On Friday, July 25 ,you might see a dusty shuttle bus vibrantly decorated with paintings of redwood trees, prayer flags on the side, and a giant “YES” on the back, rolling northbound on U.S. Highway 191 into Moab for a show at Eddie McStiff’s.
The van will be driven by Andy Rigby, an herbalist who serves free soup as part of his vision for community and doubles as the tour bus operator for Caitlin Jemma & the Long Gone Stringband, a bluegrass band from Humboldt County, Calif.
The band is fronted by singer-songwriter Caitlin Jemma and accompanied by Megan Graham on fiddle, Nicholas Falor on mandolin and Alex Meine on lead guitar and vocals. Meine is a somewhat recent addition to the band, having begun collaborating with the other three in the last year.
“Nicholas, Megan and I met through a Craigslist musicians’ post and began a traditional bluegrass cover band called “Our Weight in Gold” in 2011,” said Jemma, originally from the small Nevada mining town of Virginia City. “I moved to Arcata, Calif. to go to Humboldt State University. I responded to Nicholas and Megan’s ad looking for a singer and guitar player for their bluegrass cover band. They taught me a lot about what I know now about bluegrass, and I’m very grateful for that.”
Jemma said her solo project and “Our Weight in Gold” began merging together over the past year to perform songs that she had originally written and performed. The band has also recently began writing songs together.
“Our influences include John Hartford, Gillian Welch, Doc Watson, and The Cheap Suit Serenaders,” Jemma said. “We perform songs I write, but we have recently begun to write songs as a band. We also love to perform bluegrass standards to keep the tradition alive. I have been influenced by the songwriting of Bob Dylan and vocal styles of artists such as Emmylou Harris and Hazel Dickens. My songwriting comes from my appreciation of nature, living simply, and the adventures of being on the road and living the dream.”
Bluegrass is fairly new in musical direction for both Jemma and Graham, Jemma said.

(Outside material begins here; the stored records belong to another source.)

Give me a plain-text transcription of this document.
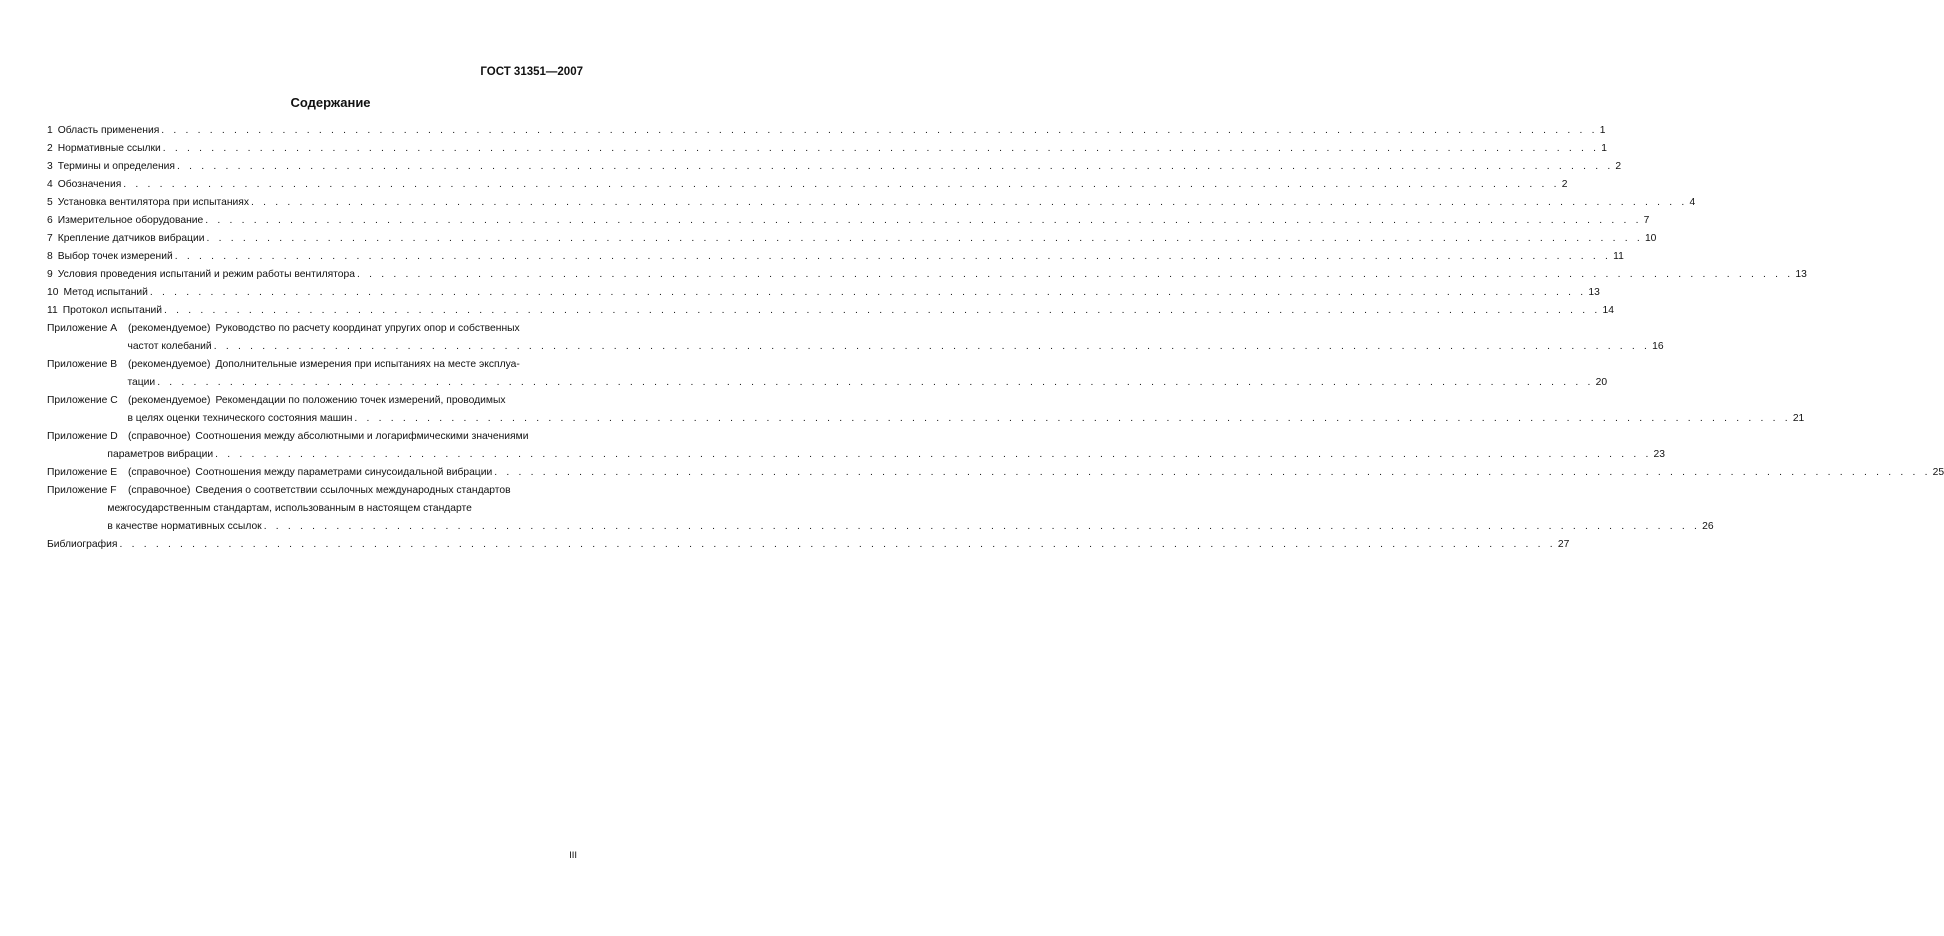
ГОСТ 31351—2007
Содержание
1 Область применения . . .	1
2 Нормативные ссылки . . .	1
3 Термины и определения . . .	2
4 Обозначения . . .	2
5 Установка вентилятора при испытаниях . . .	4
6 Измерительное оборудование . . .	7
7 Крепление датчиков вибрации . . .	10
8 Выбор точек измерений . . .	11
9 Условия проведения испытаний и режим работы вентилятора . . .	13
10 Метод испытаний . . .	13
11 Протокол испытаний . . .	14
Приложение А	(рекомендуемое) Руководство по расчету координат упругих опор и собственных
частот колебаний . . .	16
Приложение В	(рекомендуемое) Дополнительные измерения при испытаниях на месте эксплуа-
тации . . .	20
Приложение С (рекомендуемое) Рекомендации по положению точек измерений, проводимых
в целях оценки технического состояния машин . . .	21
Приложение D (справочное) Соотношения между абсолютными и логарифмическими значениями
параметров вибрации . . .	23
Приложение Е	(справочное) Соотношения между параметрами синусоидальной вибрации . . .	25
Приложение F	(справочное) Сведения о соответствии ссылочных международных стандартов
межгосударственным стандартам, использованным в настоящем стандарте
в качестве нормативных ссылок . . .	26
Библиография . . .	27
III
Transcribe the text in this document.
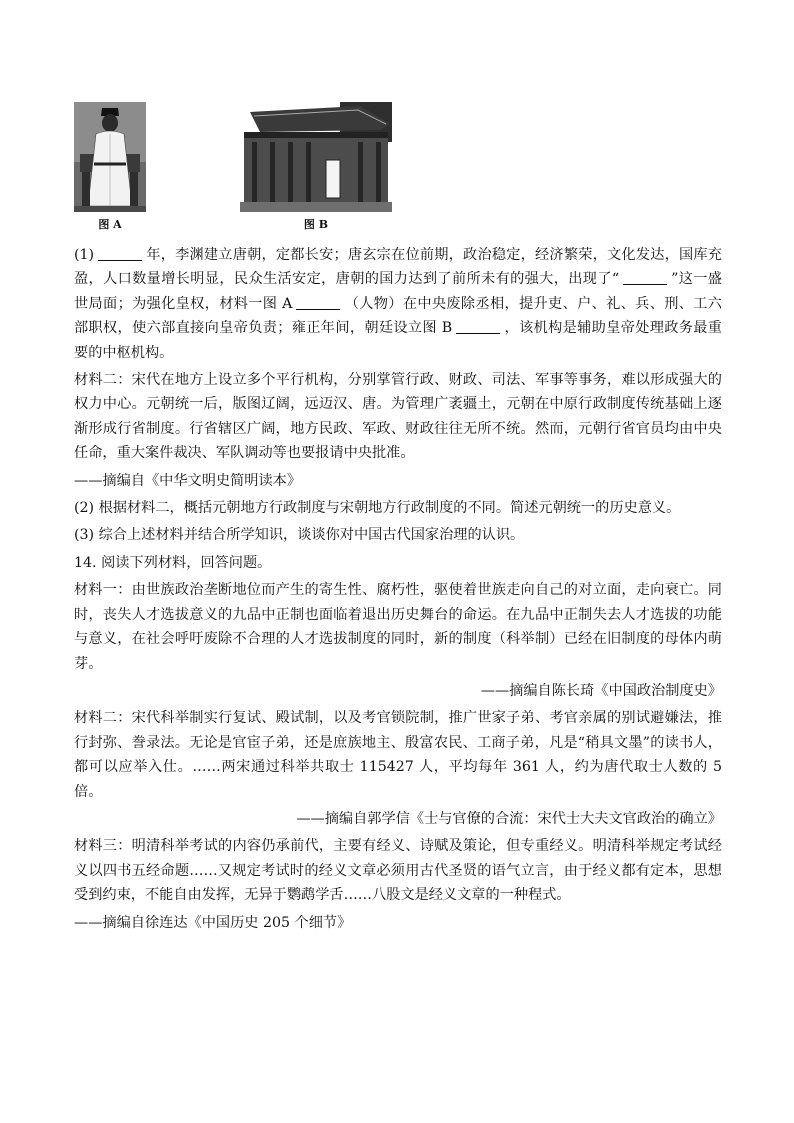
图 A	图 B

(1)	年，李渊建立唐朝，定都长安；唐玄宗在位前期，政治稳定，经济繁荣，文化发达，国库充盈，人口数量增长明显，民众生活安定，唐朝的国力达到了前所未有的强大，出现了“	”这一盛世局面；为强化皇权，材料一图 A	（人物）在中央废除丞相，提升吏、户、礼、兵、刑、工六部职权，使六部直接向皇帝负责；雍正年间，朝廷设立图 B	，该机构是辅助皇帝处理政务最重要的中枢机构。

材料二：宋代在地方上设立多个平行机构，分别掌管行政、财政、司法、军事等事务，难以形成强大的权力中心。元朝统一后，版图辽阔，远迈汉、唐。为管理广袤疆土，元朝在中原行政制度传统基础上逐渐形成行省制度。行省辖区广阔，地方民政、军政、财政往往无所不统。然而，元朝行省官员均由中央任命，重大案件裁决、军队调动等也要报请中央批准。

——摘编自《中华文明史简明读本》

(2) 根据材料二，概括元朝地方行政制度与宋朝地方行政制度的不同。简述元朝统一的历史意义。

(3) 综合上述材料并结合所学知识，谈谈你对中国古代国家治理的认识。

14. 阅读下列材料，回答问题。

材料一：由世族政治垄断地位而产生的寄生性、腐朽性，驱使着世族走向自己的对立面，走向衰亡。同时，丧失人才选拔意义的九品中正制也面临着退出历史舞台的命运。在九品中正制失去人才选拔的功能与意义，在社会呼吁废除不合理的人才选拔制度的同时，新的制度（科举制）已经在旧制度的母体内萌芽。

——摘编自陈长琦《中国政治制度史》

材料二：宋代科举制实行复试、殿试制，以及考官锁院制，推广世家子弟、考官亲属的别试避嫌法，推行封弥、誊录法。无论是官宦子弟，还是庶族地主、殷富农民、工商子弟，凡是“稍具文墨”的读书人，都可以应举入仕。……两宋通过科举共取士 115427 人，平均每年 361 人，约为唐代取士人数的 5 倍。

——摘编自郭学信《士与官僚的合流：宋代士大夫文官政治的确立》

材料三：明清科举考试的内容仍承前代，主要有经义、诗赋及策论，但专重经义。明清科举规定考试经义以四书五经命题……又规定考试时的经义文章必须用古代圣贤的语气立言，由于经义都有定本，思想受到约束，不能自由发挥，无异于鹦鹉学舌……八股文是经义文章的一种程式。

——摘编自徐连达《中国历史 205 个细节》
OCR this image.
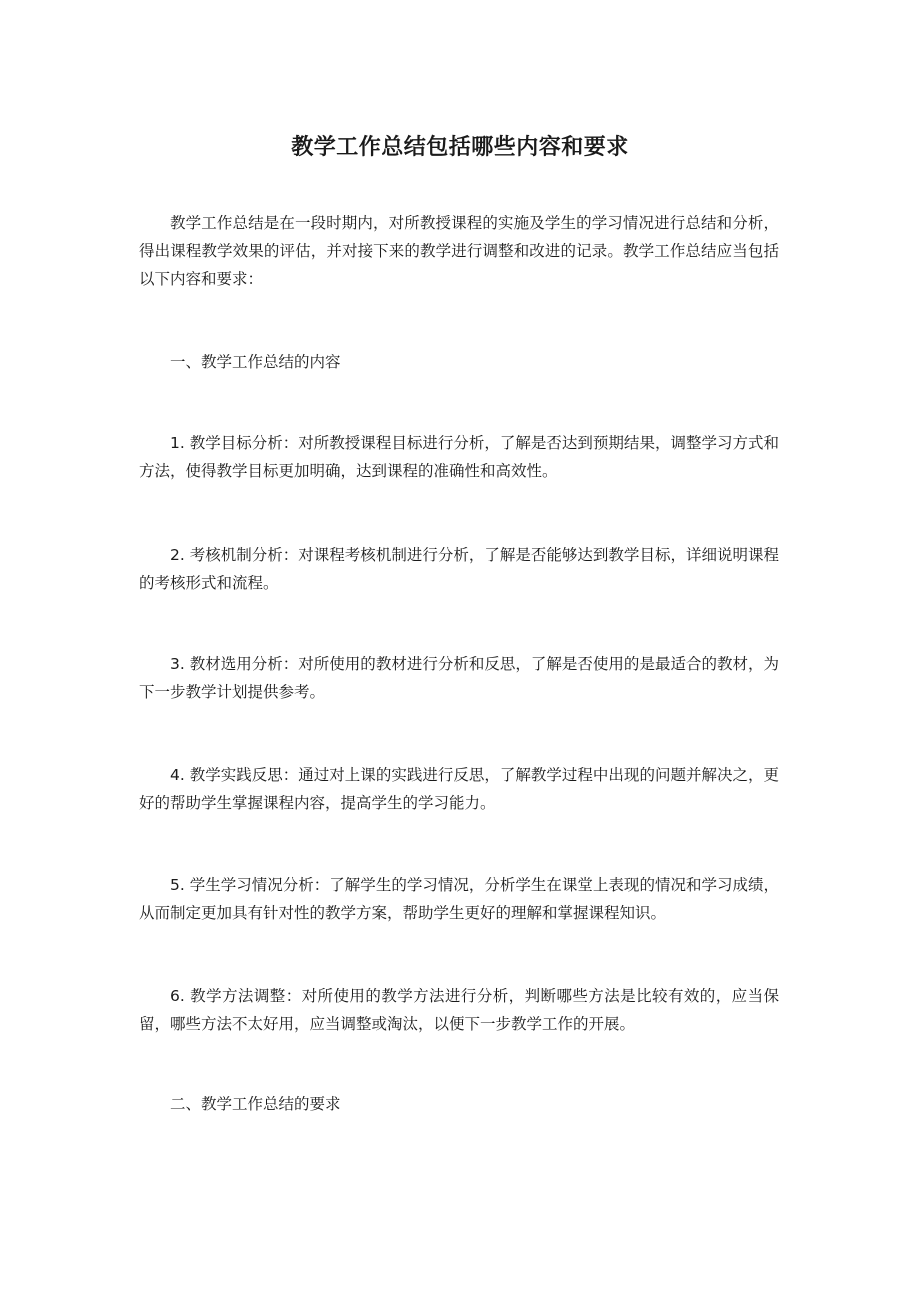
教学工作总结包括哪些内容和要求

教学工作总结是在一段时期内，对所教授课程的实施及学生的学习情况进行总结和分析，得出课程教学效果的评估，并对接下来的教学进行调整和改进的记录。教学工作总结应当包括以下内容和要求：

一、教学工作总结的内容

1. 教学目标分析：对所教授课程目标进行分析，了解是否达到预期结果，调整学习方式和方法，使得教学目标更加明确，达到课程的准确性和高效性。

2. 考核机制分析：对课程考核机制进行分析，了解是否能够达到教学目标，详细说明课程的考核形式和流程。

3. 教材选用分析：对所使用的教材进行分析和反思，了解是否使用的是最适合的教材，为下一步教学计划提供参考。

4. 教学实践反思：通过对上课的实践进行反思，了解教学过程中出现的问题并解决之，更好的帮助学生掌握课程内容，提高学生的学习能力。

5. 学生学习情况分析：了解学生的学习情况，分析学生在课堂上表现的情况和学习成绩，从而制定更加具有针对性的教学方案，帮助学生更好的理解和掌握课程知识。

6. 教学方法调整：对所使用的教学方法进行分析，判断哪些方法是比较有效的，应当保留，哪些方法不太好用，应当调整或淘汰，以便下一步教学工作的开展。

二、教学工作总结的要求
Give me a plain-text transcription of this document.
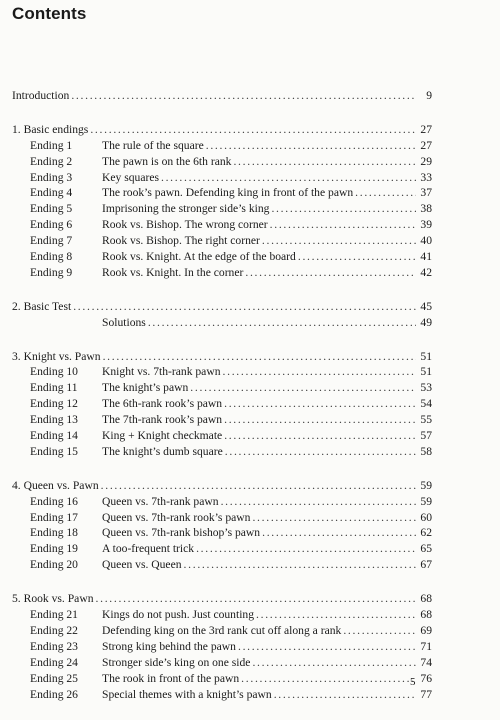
Contents
Introduction . . .	9
1. Basic endings . . .	27
Ending 1	The rule of the square . . .	27
Ending 2	The pawn is on the 6th rank . . .	29
Ending 3	Key squares . . .	33
Ending 4	The rook’s pawn. Defending king in front of the pawn . . .	37
Ending 5	Imprisoning the stronger side’s king . . .	38
Ending 6	Rook vs. Bishop. The wrong corner . . .	39
Ending 7	Rook vs. Bishop. The right corner . . .	40
Ending 8	Rook vs. Knight. At the edge of the board . . .	41
Ending 9	Rook vs. Knight. In the corner . . .	42
2. Basic Test . . .	45
Solutions . . .	49
3. Knight vs. Pawn . . .	51
Ending 10	Knight vs. 7th-rank pawn . . .	51
Ending 11	The knight’s pawn . . .	53
Ending 12	The 6th-rank rook’s pawn . . .	54
Ending 13	The 7th-rank rook’s pawn . . .	55
Ending 14	King + Knight checkmate . . .	57
Ending 15	The knight’s dumb square . . .	58
4. Queen vs. Pawn . . .	59
Ending 16	Queen vs. 7th-rank pawn . . .	59
Ending 17	Queen vs. 7th-rank rook’s pawn . . .	60
Ending 18	Queen vs. 7th-rank bishop’s pawn . . .	62
Ending 19	A too-frequent trick . . .	65
Ending 20	Queen vs. Queen . . .	67
5. Rook vs. Pawn . . .	68
Ending 21	Kings do not push. Just counting . . .	68
Ending 22	Defending king on the 3rd rank cut off along a rank . . .	69
Ending 23	Strong king behind the pawn . . .	71
Ending 24	Stronger side’s king on one side . . .	74
Ending 25	The rook in front of the pawn . . .	76
Ending 26	Special themes with a knight’s pawn . . .	77
5
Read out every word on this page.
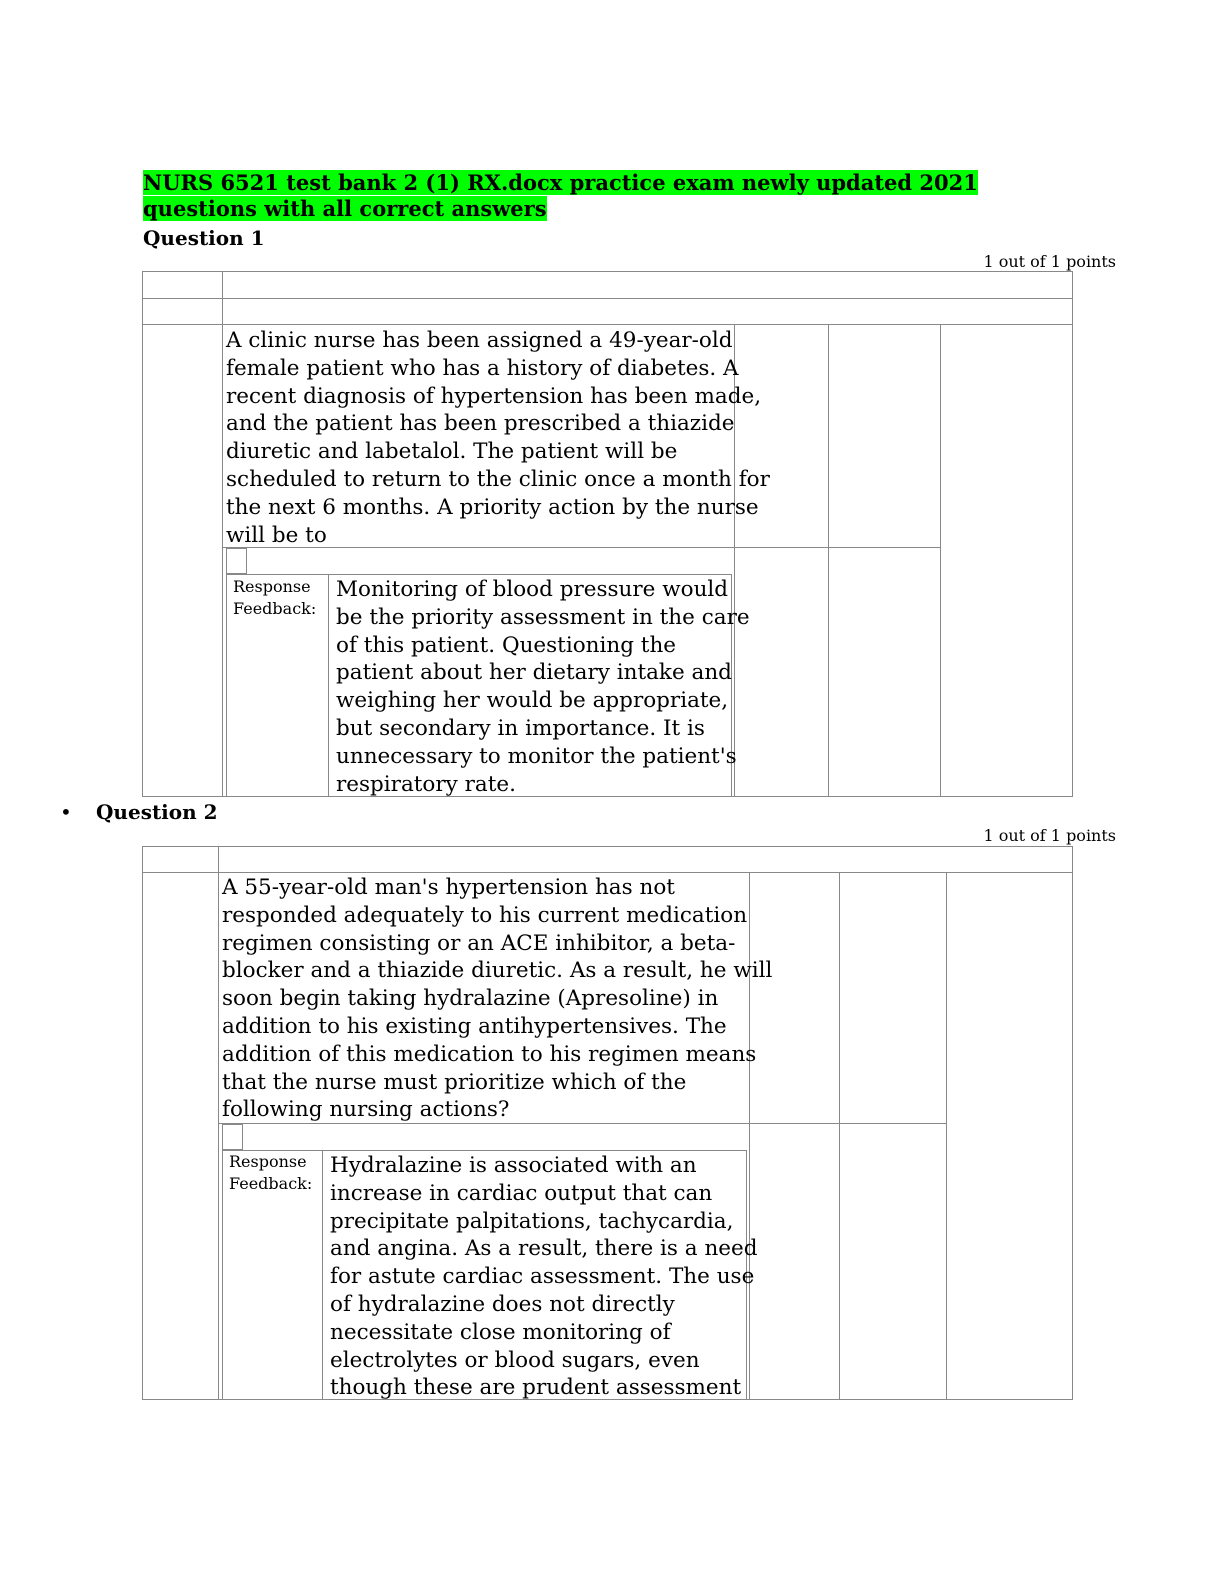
NURS 6521 test bank 2 (1) RX.docx practice exam newly updated 2021 questions with all correct answers
Question 1
1 out of 1 points
A clinic nurse has been assigned a 49-year-old
female patient who has a history of diabetes. A
recent diagnosis of hypertension has been made,
and the patient has been prescribed a thiazide
diuretic and labetalol. The patient will be
scheduled to return to the clinic once a month for
the next 6 months. A priority action by the nurse
will be to
Response
Feedback:
Monitoring of blood pressure would
be the priority assessment in the care
of this patient. Questioning the
patient about her dietary intake and
weighing her would be appropriate,
but secondary in importance. It is
unnecessary to monitor the patient's
respiratory rate.
• Question 2
1 out of 1 points
A 55-year-old man's hypertension has not
responded adequately to his current medication
regimen consisting or an ACE inhibitor, a beta-
blocker and a thiazide diuretic. As a result, he will
soon begin taking hydralazine (Apresoline) in
addition to his existing antihypertensives. The
addition of this medication to his regimen means
that the nurse must prioritize which of the
following nursing actions?
Response
Feedback:
Hydralazine is associated with an
increase in cardiac output that can
precipitate palpitations, tachycardia,
and angina. As a result, there is a need
for astute cardiac assessment. The use
of hydralazine does not directly
necessitate close monitoring of
electrolytes or blood sugars, even
though these are prudent assessment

“I had always loved folk and acoustic music, but bluegrass was a new avenue of music I began exploring once we started “Our Weight in Gold,” she said.
Jemma said she enjoys performing music in front of an audience.
“I love seeing the audience dance and show appreciation for our music,” she said. “It brings me so much joy to share with others in this way. I feel at most in the present moment when I’m making music.”
Graham had previously played country and classical viola since childhood in Davis, Calif. She played the instrument in the band until finding a violin at the local thrift shop in Arcata.
“Seeing that people are happy because of the music we are playing” brings Graham joy.
Falor has been a muscian of varying tastes and talents since he was a teenager in his hometown of Blue Lake, Calif. His interests include country, death metal and Jazz and he was the impetus behind the creation of the band, yearning for the sound of the old-timey string-music vinyl records he grew up listening to at home.
“I love expressing myself and being a part of the living arts and the people we meet,” Falor said.
Meine hails from Winona, Minn., where at 13, he began playing primarily punk and classic rock. A few years later after hearing Doc Watson for the first time he “promptly sold his electric guitar, bought an acoustic, and never looked back.”
“When you’re on stage, the blood gets pumping, the adrenaline flows and you end up trying a lot of new things,” he said. “It’s what keeps the music interesting.”
This tour will be the band’s third and longest tour, with about 25 shows throughout the West over a period of about a month. The band also toured the West in summer 2013 and spring 2014.
“I enjoy working when there is live music,” Eddie McStiff’s server Gabe Bastian said. “A good band has a way of making the night go by faster and the customers are happier for it. Sometimes it’s hard to witness a struggling artist completely bomb a set, but with time and practice they get more comfortable. It takes a lot of guts to play in front of people and we need more artists with guts.”
“Caitlin Jemma and the Long Gone Stringband are an up-tempo, old-time kind of twangy bluegrass group,” Eddie McStiff’s manager Caitlin Arnold said. “ Her voice has been compared to Emmy Lou Harris and they remind me a lot of the Carolina Chocolate Drops. Having live music always makes it a more fun atmosphere and is a great way to draw people in, especially during the slower summer months.”
The show is at Eddie McStiff’s restaurant at 57 S. Main St and starts at 7 p.m. on Friday, July 25. There is no charge for entrance.
“I feel at most in the present moment when I’m making music”
What: Caitlin Jemma & the Long Gone Stringband
When: Friday, July 25 at 7 p.m.
Where: Eddie McStiff’s restaurant, 57 S. Main St.